The latest developments in Brampton’s City Council may serve as yet another reminder that “municipal affairs” are often treated as a trough from which are fed the basest of human drives. Having an official Integrity Commissioner (IC) is as much a weapon of intimidation to be used in petty squabbles among elected officials as it is a cover for more unethical behaviour among those officials.
Muneeza Sheik, Brampton’s former Integrity Commissioner, is now launching a lawsuit against certain Councillors for wrongful dismissal. She had been “on the job” for almost three years, since 2019. Mind you she had another, contemporaneous, full time job as a lawyer with a private law firm.
A Globe and Mail article from that time raised questions about her “objectivity” given her perceived political closeness to Mayor Brown, his relationship to her husband’s law firm Levitt Sheik and their mutual relationship with Walid Soleiman, lawyer- financier and reputed “eminence grise” among some Conservative Party circles.
Since then, two other publications, [an affiliate of] the Toronto Star and the Brampton Pointer, have reported on issues of “value for services rendered”. The hourly billing rate of $550.00 aside, the IC has invoiced the city for a total, to date, of $840,000 ($750,00 for 2019-20 and 2020-21 alone).
Allegations of her “indulgent treatment” of an investigation involving the mayor have not been proven in Court but in an electoral climate will certainly charge the air with questions of bias, if not self-interest.
Nor does the IC have any authority in law to impose and enforce a sanction.

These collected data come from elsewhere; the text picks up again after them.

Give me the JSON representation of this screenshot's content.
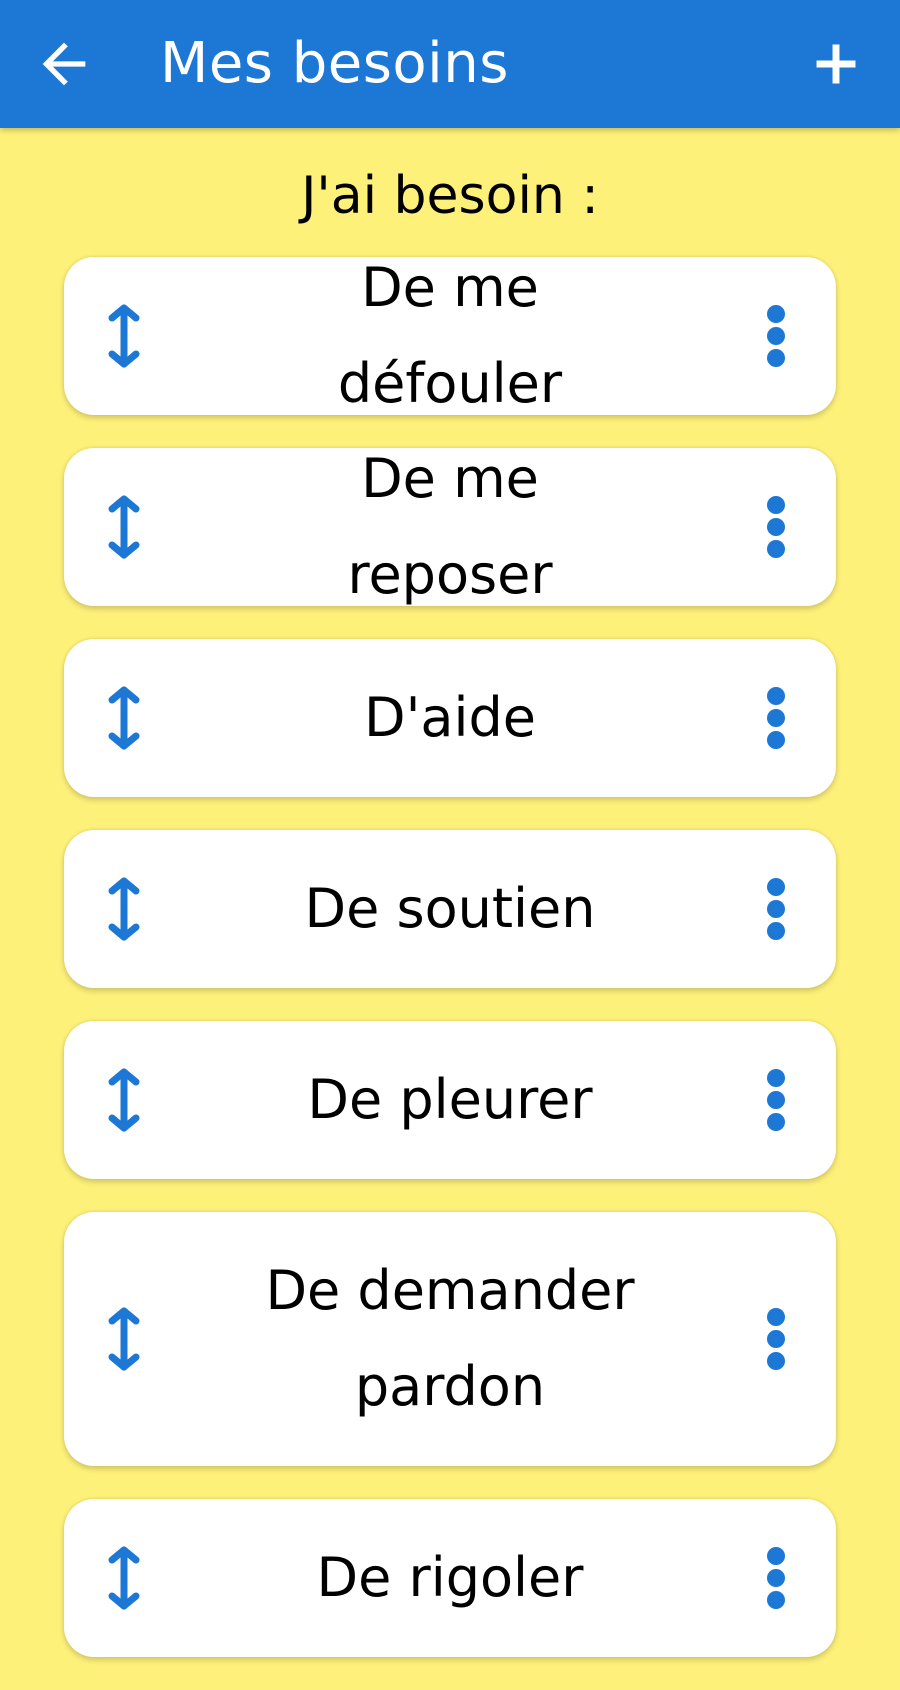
{
  "app_bar": {
    "title": "Mes besoins",
    "back_icon": "arrow-left-icon",
    "add_icon": "plus-icon",
    "color": "#1D77D4"
  },
  "heading": "J'ai besoin :",
  "background_color": "#FEF179",
  "accent_color": "#1D77D4",
  "needs": [
    {
      "label": "De me défouler"
    },
    {
      "label": "De me reposer"
    },
    {
      "label": "D'aide"
    },
    {
      "label": "De soutien"
    },
    {
      "label": "De pleurer"
    },
    {
      "label": "De demander pardon"
    },
    {
      "label": "De rigoler"
    }
  ],
  "item_icons": {
    "reorder": "vertical-arrows-icon",
    "menu": "more-vert-icon"
  }
}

Think about this: if you were earning $55 per hr to deliver services ($2,200 per week, $114,000 per year), would it be fair for your “employer” to check your qualifications and expect “delivery” of something they could not accomplish themselves? The IC is billing at TEN TIMES that rate.
Just what does/can an IC do for that compensation other than conduct interviews with the individuals who lay a complaint and with the “defendant” in the complaint, other than draft a report. The report is then typically submitted in private session for the Council, or a Board, to deliberate in terms of next steps?

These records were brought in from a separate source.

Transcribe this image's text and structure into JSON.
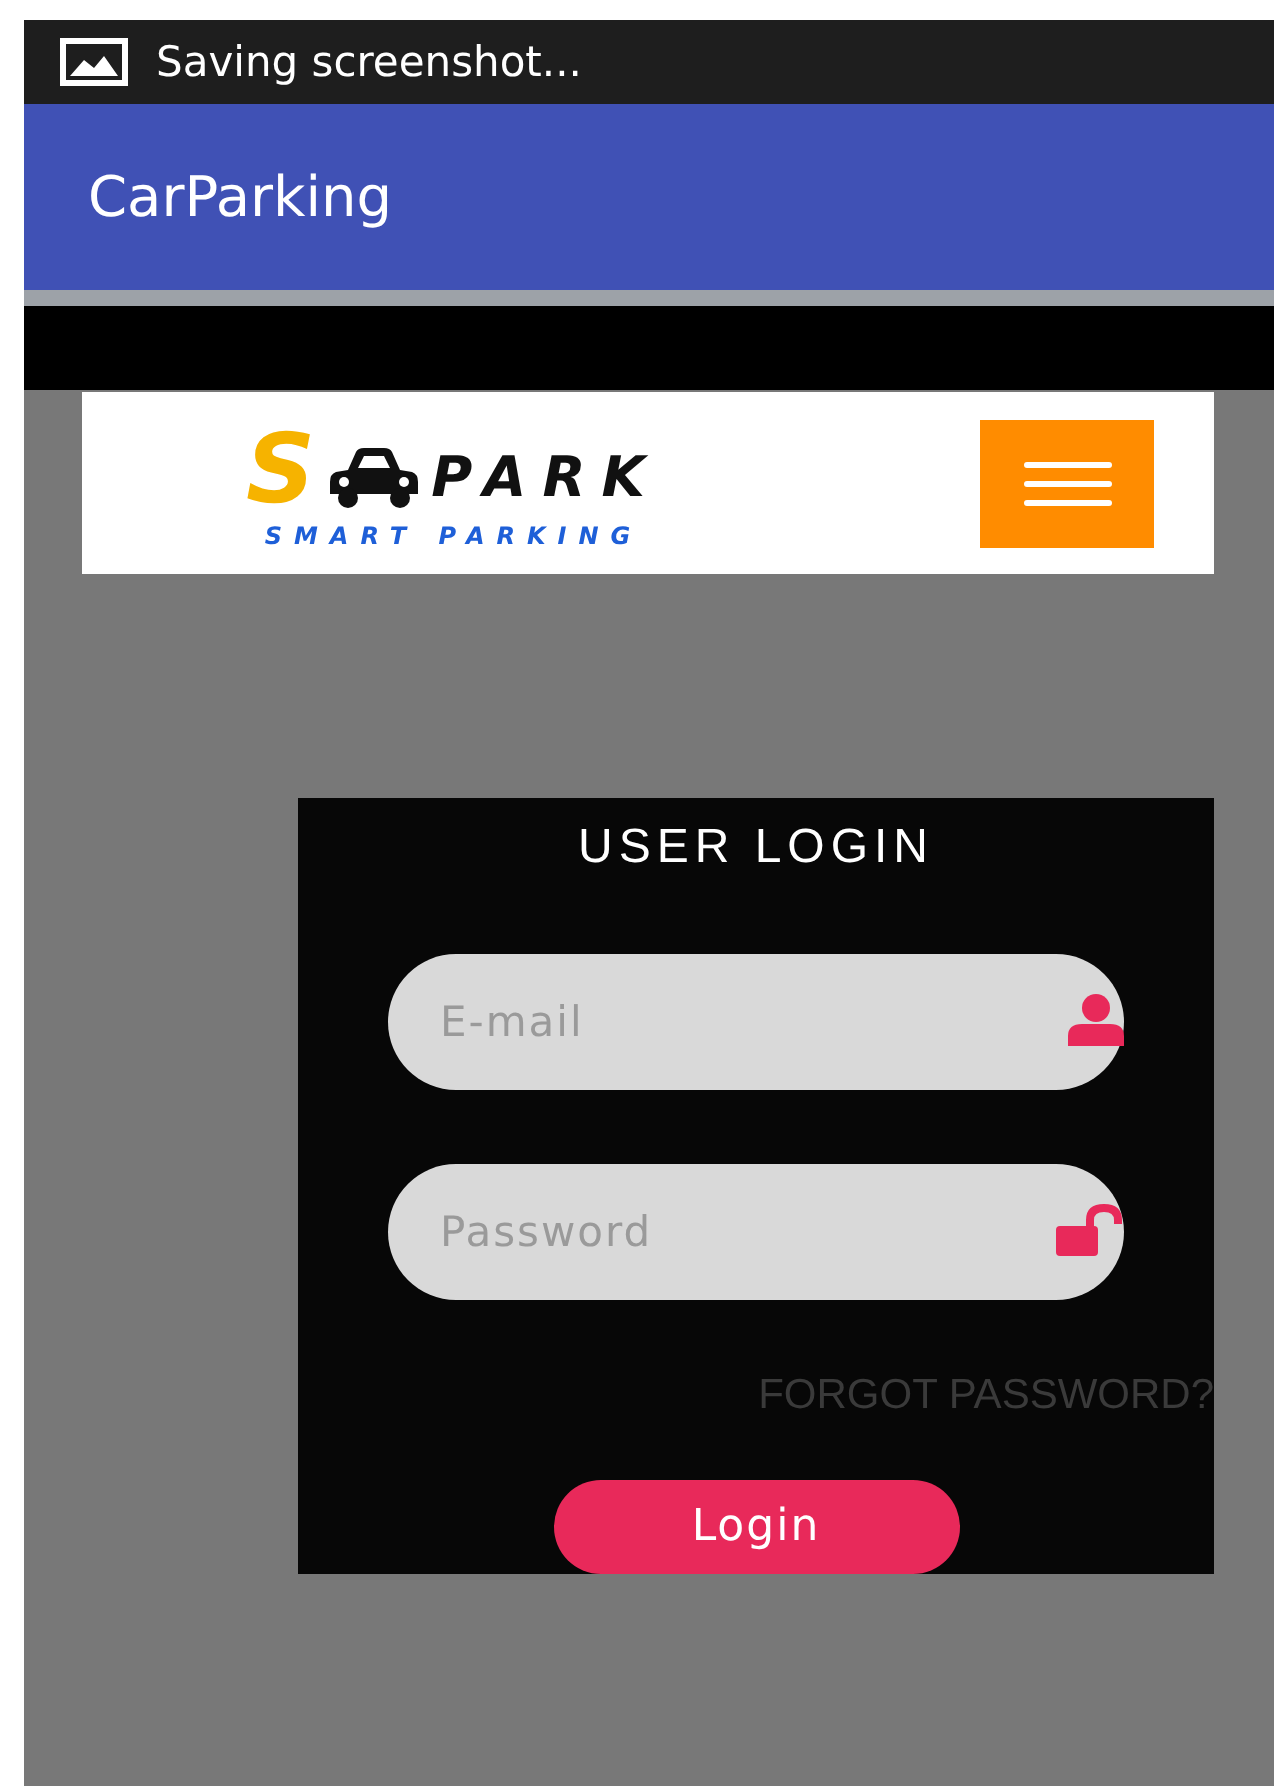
{
  "status_bar": {
    "notification": "Saving screenshot..."
  },
  "app_bar": {
    "title": "CarParking"
  },
  "logo": {
    "letter": "S",
    "word": "PARK",
    "tagline": "SMART PARKING"
  },
  "login": {
    "title": "USER LOGIN",
    "fields": [
      {
        "kind": "email",
        "placeholder": "E-mail"
      },
      {
        "kind": "password",
        "placeholder": "Password"
      }
    ],
    "forgot_link": "FORGOT PASSWORD?",
    "button": "Login"
  }
}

There is no independent body of law courses under the rubric of “integrity”, completion of which might lead to a certification that the registrant has grasped some “moral code” associated with the term. That would lead to a consequent suggestion that certain behavioural practices by nonconformists should rightly lead to “stigmatization” or “shunning”. Or, that the IC has some authority in law to enforce such “punishments”.

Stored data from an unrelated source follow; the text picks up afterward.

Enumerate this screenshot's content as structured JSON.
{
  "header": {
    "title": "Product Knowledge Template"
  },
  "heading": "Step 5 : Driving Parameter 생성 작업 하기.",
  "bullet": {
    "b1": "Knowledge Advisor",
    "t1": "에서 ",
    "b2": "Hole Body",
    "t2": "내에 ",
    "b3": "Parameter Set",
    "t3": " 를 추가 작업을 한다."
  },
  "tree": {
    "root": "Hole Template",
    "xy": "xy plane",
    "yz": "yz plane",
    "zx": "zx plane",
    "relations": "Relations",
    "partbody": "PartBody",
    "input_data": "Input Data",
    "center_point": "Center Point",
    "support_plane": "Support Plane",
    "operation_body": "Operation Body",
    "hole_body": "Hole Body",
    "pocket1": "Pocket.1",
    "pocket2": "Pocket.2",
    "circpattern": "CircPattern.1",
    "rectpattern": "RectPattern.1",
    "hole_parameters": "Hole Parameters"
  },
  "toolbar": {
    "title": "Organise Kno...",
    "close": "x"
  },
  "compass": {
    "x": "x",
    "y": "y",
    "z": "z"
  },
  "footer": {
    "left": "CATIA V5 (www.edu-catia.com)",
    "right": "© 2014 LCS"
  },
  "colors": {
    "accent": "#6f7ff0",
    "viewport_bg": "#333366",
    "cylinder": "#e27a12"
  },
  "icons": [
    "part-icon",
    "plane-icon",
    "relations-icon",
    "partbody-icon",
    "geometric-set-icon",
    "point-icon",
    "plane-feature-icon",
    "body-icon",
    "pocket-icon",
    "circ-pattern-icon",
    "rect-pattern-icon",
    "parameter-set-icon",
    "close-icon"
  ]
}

It does not. Yet, there seems to be quite an “industry” developing around this “IC business”. Brampton has apparently now gone, on an interim basis, to Principles Integrity. Readers may recall them as the IC who quit in a snit from the TCDSB last May. What it will do in and for Brampton is anyone’s guess.
The TCDSB is using PI’s last report to intimidate one of its trustees so that he no longer speaks to a selected media outlet (Corriere Canadese). Halton Catholic District School Board uses Miller Thompson to do the same (or its own Chair and Vice-Chair in the most recent attempts to intimidate trustees). It has used ADR, now also engaged by TCDSB on an interim basis. TCDSB has also retained Aird Berlis to support, presumably, another stand-by “opinion for hire” provider, BLG. None of these are likely to bill at a cheaper rate than Mme Sheik.
It is an expensive game. Sources claiming to have seen the invoices place BLG’s tab at the TCDSB at more than $100,000 per month. The Press does not have access to verifying data.
You thought education was about providing services to children?